Tracy Denean Sharpley-Whiting: Usei “algumas vezes” como um qualificativo. Como uma estudiosa dos Estudos da Diáspora, penso no policiamento em suas formações globais. Por exemplo, no Brasil, um país que pesquiso sobre tráfico sexual/turismo e mulheres e meninas negras/mestiças, o policiamento é brutal e muitas vezes letal sem recurso. A polícia no terreno é amplamente negra.

George Yancy: A senadora Kamala Harris está na chapa democrata como vice-presidente. Isto é histórico! Alguma ideia do que isso significa simbolicamente ou de outra forma para os negros norte-americanos, e as mulheres negras em particular?

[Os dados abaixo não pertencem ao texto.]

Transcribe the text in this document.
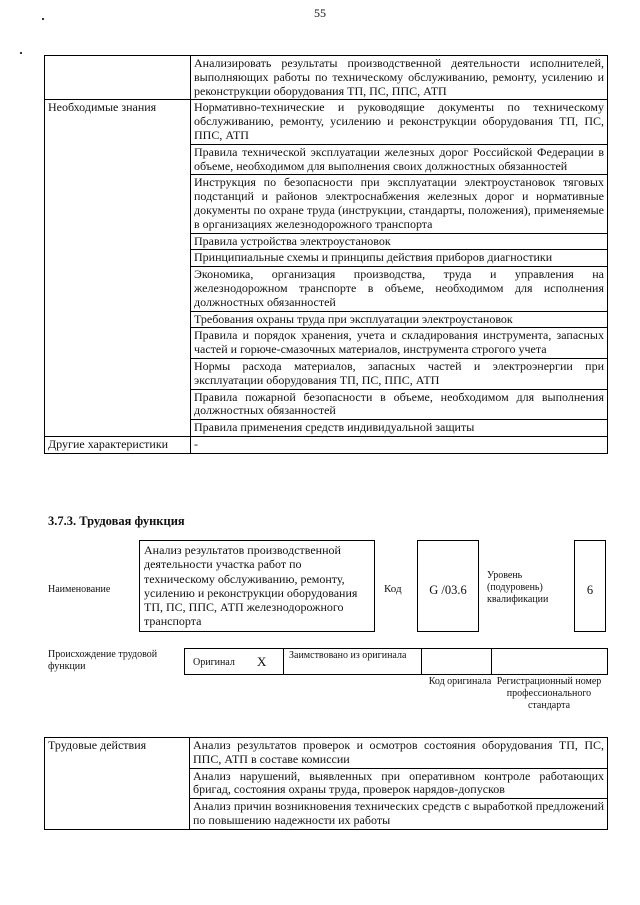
55
	Анализировать результаты производственной деятельности исполнителей, выполняющих работы по техническому обслуживанию, ремонту, усилению и реконструкции оборудования ТП, ПС, ППС, АТП
Необходимые знания	Нормативно-технические и руководящие документы по техническому обслуживанию, ремонту, усилению и реконструкции оборудования ТП, ПС, ППС, АТП
	Правила технической эксплуатации железных дорог Российской Федерации в объеме, необходимом для выполнения своих должностных обязанностей
	Инструкция по безопасности при эксплуатации электроустановок тяговых подстанций и районов электроснабжения железных дорог и нормативные документы по охране труда (инструкции, стандарты, положения), применяемые в организациях железнодорожного транспорта
	Правила устройства электроустановок
	Принципиальные схемы и принципы действия приборов диагностики
	Экономика, организация производства, труда и управления на железнодорожном транспорте в объеме, необходимом для исполнения должностных обязанностей
	Требования охраны труда при эксплуатации электроустановок
	Правила и порядок хранения, учета и складирования инструмента, запасных частей и горюче-смазочных материалов, инструмента строгого учета
	Нормы расхода материалов, запасных частей и электроэнергии при эксплуатации оборудования ТП, ПС, ППС, АТП
	Правила пожарной безопасности в объеме, необходимом для выполнения должностных обязанностей
	Правила применения средств индивидуальной защиты
Другие характеристики	-
3.7.3. Трудовая функция
Наименование
Анализ результатов производственной деятельности участка работ по техническому обслуживанию, ремонту, усилению и реконструкции оборудования ТП, ПС, ППС, АТП железнодорожного транспорта
Код	G /03.6
Уровень (подуровень) квалификации
6
Происхождение трудовой функции	Оригинал X Заимствовано из оригинала
Код оригинала Регистрационный номер профессионального стандарта
Трудовые действия	Анализ результатов проверок и осмотров состояния оборудования ТП, ПС, ППС, АТП в составе комиссии
Анализ нарушений, выявленных при оперативном контроле работающих бригад, состояния охраны труда, проверок нарядов-допусков
Анализ причин возникновения технических средств с выработкой предложений по повышению надежности их работы
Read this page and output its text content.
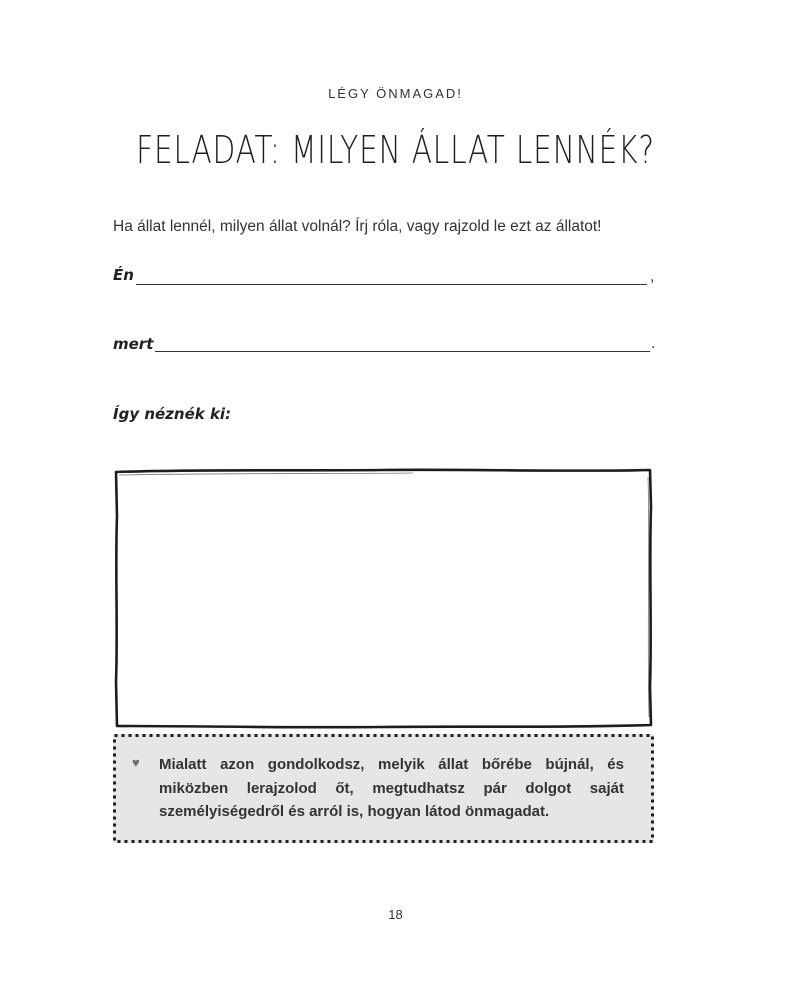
LÉGY ÖNMAGAD!
FELADAT: MILYEN ÁLLAT LENNÉK?
Ha állat lennél, milyen állat volnál? Írj róla, vagy rajzold le ezt az állatot!
Én	,
mert	.
Így néznék ki:
♥ Mialatt azon gondolkodsz, melyik állat bőrébe bújnál, és miközben lerajzolod őt, megtudhatsz pár dolgot saját személyiségedről és arról is, hogyan látod önmagadat.
18
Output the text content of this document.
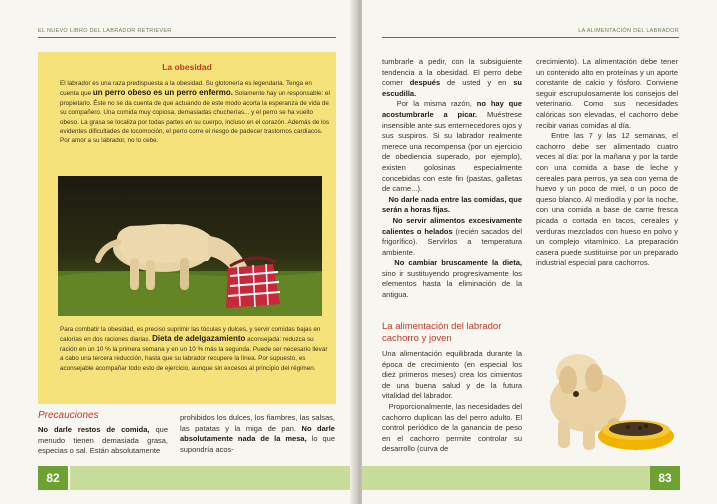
EL NUEVO LIBRO DEL LABRADOR RETRIEVER
La obesidad
El labrador es una raza predispuesta a la obesidad. Su glotonería es legendaria. Tenga en cuenta que un perro obeso es un perro enfermo. Solamente hay un responsable: el propietario. Éste no se da cuenta de que actuando de este modo acorta la esperanza de vida de su compañero. Una comida muy copiosa, demasiadas chucherías... y el perro se ha vuelto obeso. La grasa se localiza por todas partes en su cuerpo, incluso en el corazón. Además de los evidentes dificultades de locomoción, el perro corre el riesgo de padecer trastornos cardiacos. Por amor a su labrador, no lo cebe.
Para combatir la obesidad, es preciso suprimir las tóculas y dulces, y servir comidas bajas en calorías en dos raciones diarias. Dieta de adelgazamiento aconsejada: reduzca su ración en un 10 % la primera semana y en un 10 % más la segunda. Puede ser necesario llevar a cabo una tercera reducción, hasta que su labrador recupere la línea. Por supuesto, es aconsejable acompañar todo esto de ejercicio, aunque sin excesos al principio del régimen.
Precauciones
No darle restos de comida, que menudo tienen demasiada grasa, especias o sal. Están absolutamente
prohibidos los dulces, los fiambres, las salsas, las patatas y la miga de pan. No darle absolutamente nada de la mesa, lo que supondría acos-
82
LA ALIMENTACIÓN DEL LABRADOR
tumbrarle a pedir, con la subsiguiente tendencia a la obesidad. El perro debe comer después de usted y en su escudilla.
Por la misma razón, no hay que acostumbrarle a picar. Muéstrese insensible ante sus enternecedores ojos y sus suspiros. Si su labrador realmente merece una recompensa (por un ejercicio de obediencia superado, por ejemplo), existen golosinas especialmente concebidas con este fin (pastas, galletas de carne...).
No darle nada entre las comidas, que serán a horas fijas.
No servir alimentos excesivamente calientes o helados (recién sacados del frigorífico). Servírlos a temperatura ambiente.
No cambiar bruscamente la dieta, sino ir sustituyendo progresivamente los elementos hasta la eliminación de la antigua.
La alimentación del labrador cachorro y joven
Una alimentación equilibrada durante la época de crecimiento (en especial los diez primeros meses) crea los cimientos de una buena salud y de la futura vitalidad del labrador.
Proporcionalmente, las necesidades del cachorro duplican las del perro adulto. El control periódico de la ganancia de peso en el cachorro permite controlar su desarrollo (curva de
crecimiento). La alimentación debe tener un contenido alto en proteínas y un aporte constante de calcio y fósforo. Conviene seguir escrupulosamente los consejos del veterinario. Como sus necesidades calóricas son elevadas, el cachorro debe recibir varias comidas al día.
Entre las 7 y las 12 semanas, el cachorro debe ser alimentado cuatro veces al día: por la mañana y por la tarde con una comida a base de leche y cereales para perros, ya sea con yema de huevo y un poco de miel, o un poco de queso blanco. Al mediodía y por la noche, con una comida a base de carne fresca picada o cortada en tacos, cereales y verduras mezclados con hueso en polvo y un complejo vitamínico. La preparación casera puede sustituirse por un preparado industrial especial para cachorros.
83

Tracy Denean Sharpley-Whiting: É histórico; e os símbolos, eu diria, são extremamente importantes como marcadores de quão longe chegamos, como guias e roteiros para outros seguirem. Eles inspiram e geram aspirações. Com a ascendência de Harris, simplesmente não se pode exagerar, do mesmo modo, a importância [das faculdades e universidades historicamente negras], bem como das irmandades negras em suas narrativas de elevação e resiliência.

Dito isso, por mais poderosos que sejam os símbolos, as ilusões de raça produzidas pela prática do racismo [racecraft] embutidas nos processos de governança continuarão a agir como um contrapeso sério ao progresso racial/de gênero. Em termos reais, a presidência de Obama foi importante como um símbolo, mas não se traduziu em maior riqueza e oportunidade para os negros norte-americanos em grande medida como na questão política.